The Internet is a repository for mental illnesses of every description, but did you know that the Internet is also one of the leading causes of mental illness? That’s the conclusion of researchers at The Institute for Advanced Study of Studied Institutionalization (IASSI).
At a recent press briefing, IASSI spokesman Reginald Frampton elaborated.
“Mentally Ill People, referred to as MIPs in our document, are particularly susceptible to the sustained level of psychosis that characterizes Internet traffic.
“MIPs are already having difficulty sorting out what’s real from what’s not, and extended immersion in the stew of dementia found in Facebook and other so called ‘social networking’ sites – which we at the institute call ‘nutworking’ sites – exacerbates an already worrisome situation.
“Unlike most think tank studies, which are roughly as deep as a Frisbee or the typical TED Talk, we have provided 5 action steps which, if aggressively implemented, will make the Internet safer for MIPs, and a whole lot less tiresome and irritating for non-MIPs. Here they are.
No more photographs of bacon. Everybody likes bacon; bacon does not need advocacy. The obsession with bacon is wreaking havoc among MIPs with eating disorders.
The word ‘awesome’ must be eliminated, that’s right, eliminated, except in cases where others are being told that the word ‘awesome’ must be eliminated, such as this one.
Clowns and mimes are universally loathed and feared, but nothing arouses existential dread quite like a talking baby. MIPs are okay with the occasional magician or ventriloquist; but the world of big pharma simply isn’t big enough to handle what happens when a MIP sees an infant cracking wise in a Brooklyn accent better suited to a 45-year old, beer swilling stevedore.
Magical thinking – ‘Click Here to End World Hunger’ – posts. These posts, which collect signatures for morally attractive liberal causes in hopes of influencing the powers that be so as to ultimately alter social policy for the better, thereby making the world a cheerier place inhabited by unicorns crooning Frank Sinatra tunes – never work. We know this, but MIPs do not.

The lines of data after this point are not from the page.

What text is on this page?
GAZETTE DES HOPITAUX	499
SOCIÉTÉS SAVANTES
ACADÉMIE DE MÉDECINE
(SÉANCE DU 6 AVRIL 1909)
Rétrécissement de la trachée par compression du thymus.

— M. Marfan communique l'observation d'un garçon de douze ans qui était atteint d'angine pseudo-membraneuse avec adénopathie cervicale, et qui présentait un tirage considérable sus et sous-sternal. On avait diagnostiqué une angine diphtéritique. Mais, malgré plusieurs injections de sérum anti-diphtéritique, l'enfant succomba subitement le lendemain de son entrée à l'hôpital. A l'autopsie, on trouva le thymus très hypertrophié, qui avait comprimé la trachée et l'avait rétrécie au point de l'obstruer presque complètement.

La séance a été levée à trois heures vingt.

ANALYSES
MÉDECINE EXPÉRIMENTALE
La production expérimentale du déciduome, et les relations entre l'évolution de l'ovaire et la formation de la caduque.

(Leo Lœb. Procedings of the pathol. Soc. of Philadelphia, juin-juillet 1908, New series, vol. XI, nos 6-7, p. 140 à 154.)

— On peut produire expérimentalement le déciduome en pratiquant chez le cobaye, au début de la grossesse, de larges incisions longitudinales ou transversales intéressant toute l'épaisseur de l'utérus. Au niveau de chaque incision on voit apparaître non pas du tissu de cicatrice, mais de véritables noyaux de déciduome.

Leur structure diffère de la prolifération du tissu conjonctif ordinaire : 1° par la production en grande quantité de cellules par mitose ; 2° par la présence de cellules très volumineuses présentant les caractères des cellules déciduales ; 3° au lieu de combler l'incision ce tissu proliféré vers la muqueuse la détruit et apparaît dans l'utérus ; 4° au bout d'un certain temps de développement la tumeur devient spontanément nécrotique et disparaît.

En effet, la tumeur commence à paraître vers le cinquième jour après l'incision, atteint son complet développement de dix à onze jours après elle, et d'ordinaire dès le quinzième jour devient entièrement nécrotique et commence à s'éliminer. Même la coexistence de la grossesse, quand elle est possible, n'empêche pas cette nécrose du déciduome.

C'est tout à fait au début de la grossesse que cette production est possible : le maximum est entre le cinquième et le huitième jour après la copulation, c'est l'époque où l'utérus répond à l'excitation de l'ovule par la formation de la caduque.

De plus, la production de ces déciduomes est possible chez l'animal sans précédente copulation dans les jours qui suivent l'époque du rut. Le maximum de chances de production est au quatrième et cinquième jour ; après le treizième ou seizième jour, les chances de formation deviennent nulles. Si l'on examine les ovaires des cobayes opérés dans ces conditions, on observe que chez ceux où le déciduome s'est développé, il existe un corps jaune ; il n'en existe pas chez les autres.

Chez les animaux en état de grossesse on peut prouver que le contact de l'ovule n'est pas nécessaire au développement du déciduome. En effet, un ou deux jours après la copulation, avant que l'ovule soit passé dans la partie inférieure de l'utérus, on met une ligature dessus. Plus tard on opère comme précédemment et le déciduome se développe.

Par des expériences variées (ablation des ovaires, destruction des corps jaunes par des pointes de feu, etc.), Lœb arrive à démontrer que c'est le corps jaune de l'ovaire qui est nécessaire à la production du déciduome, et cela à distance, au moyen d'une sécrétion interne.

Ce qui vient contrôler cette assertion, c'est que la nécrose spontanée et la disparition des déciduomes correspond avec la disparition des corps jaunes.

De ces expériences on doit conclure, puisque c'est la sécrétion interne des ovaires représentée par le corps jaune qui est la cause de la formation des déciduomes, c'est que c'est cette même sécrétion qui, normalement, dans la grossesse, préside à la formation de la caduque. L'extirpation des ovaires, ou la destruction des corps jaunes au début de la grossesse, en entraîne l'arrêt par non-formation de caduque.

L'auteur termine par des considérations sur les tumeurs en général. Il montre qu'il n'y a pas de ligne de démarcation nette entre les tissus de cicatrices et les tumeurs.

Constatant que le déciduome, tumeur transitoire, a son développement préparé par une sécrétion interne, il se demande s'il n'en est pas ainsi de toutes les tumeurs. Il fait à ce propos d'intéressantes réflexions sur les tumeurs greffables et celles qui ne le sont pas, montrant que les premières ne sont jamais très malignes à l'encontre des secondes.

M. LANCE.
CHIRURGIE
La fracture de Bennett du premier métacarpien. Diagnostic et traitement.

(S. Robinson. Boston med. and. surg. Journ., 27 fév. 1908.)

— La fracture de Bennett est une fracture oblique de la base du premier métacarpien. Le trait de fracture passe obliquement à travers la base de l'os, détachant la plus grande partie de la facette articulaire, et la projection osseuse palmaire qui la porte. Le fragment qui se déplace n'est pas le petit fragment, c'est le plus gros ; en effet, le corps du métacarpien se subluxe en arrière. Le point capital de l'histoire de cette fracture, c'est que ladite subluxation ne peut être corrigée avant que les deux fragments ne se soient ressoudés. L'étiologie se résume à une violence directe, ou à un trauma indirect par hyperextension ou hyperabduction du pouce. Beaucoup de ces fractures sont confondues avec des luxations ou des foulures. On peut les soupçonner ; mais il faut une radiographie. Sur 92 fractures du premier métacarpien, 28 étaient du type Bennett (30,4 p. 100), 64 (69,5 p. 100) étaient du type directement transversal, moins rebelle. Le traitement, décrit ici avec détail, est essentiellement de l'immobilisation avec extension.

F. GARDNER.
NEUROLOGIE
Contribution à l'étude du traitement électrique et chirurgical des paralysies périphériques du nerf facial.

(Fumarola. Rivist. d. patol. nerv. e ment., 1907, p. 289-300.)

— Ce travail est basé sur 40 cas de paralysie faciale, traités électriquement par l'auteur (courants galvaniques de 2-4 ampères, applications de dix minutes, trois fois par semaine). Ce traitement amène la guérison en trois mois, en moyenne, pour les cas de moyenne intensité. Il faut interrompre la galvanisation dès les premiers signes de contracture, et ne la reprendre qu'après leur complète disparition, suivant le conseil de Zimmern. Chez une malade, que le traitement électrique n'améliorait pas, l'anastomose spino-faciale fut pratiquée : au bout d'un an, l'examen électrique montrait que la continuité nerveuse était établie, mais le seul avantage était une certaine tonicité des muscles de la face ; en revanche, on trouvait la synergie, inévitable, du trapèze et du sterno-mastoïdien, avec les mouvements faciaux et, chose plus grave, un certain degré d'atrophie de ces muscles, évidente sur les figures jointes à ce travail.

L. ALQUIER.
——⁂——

They click ‘Like’ for hours and, when nothing happens, become ever more despondent.
GIFs of people shooting themselves in the foot, walking into moving cars, or exploding. MIPs are no more appalled by lowbrow violence than the average citizen, however, the problem is that these twisted mini-movies repeat endlessly, thereby locking MIP viewers into a kind of video prison. Many a MIP suffering from OCD (Obsessive Compulsive Disorder) has been rendered catatonic by the incessant, repetitive cruelty that only GIFs deliver.”
At that point, Mr. Frampton reached for his smart phone and concluded the conference.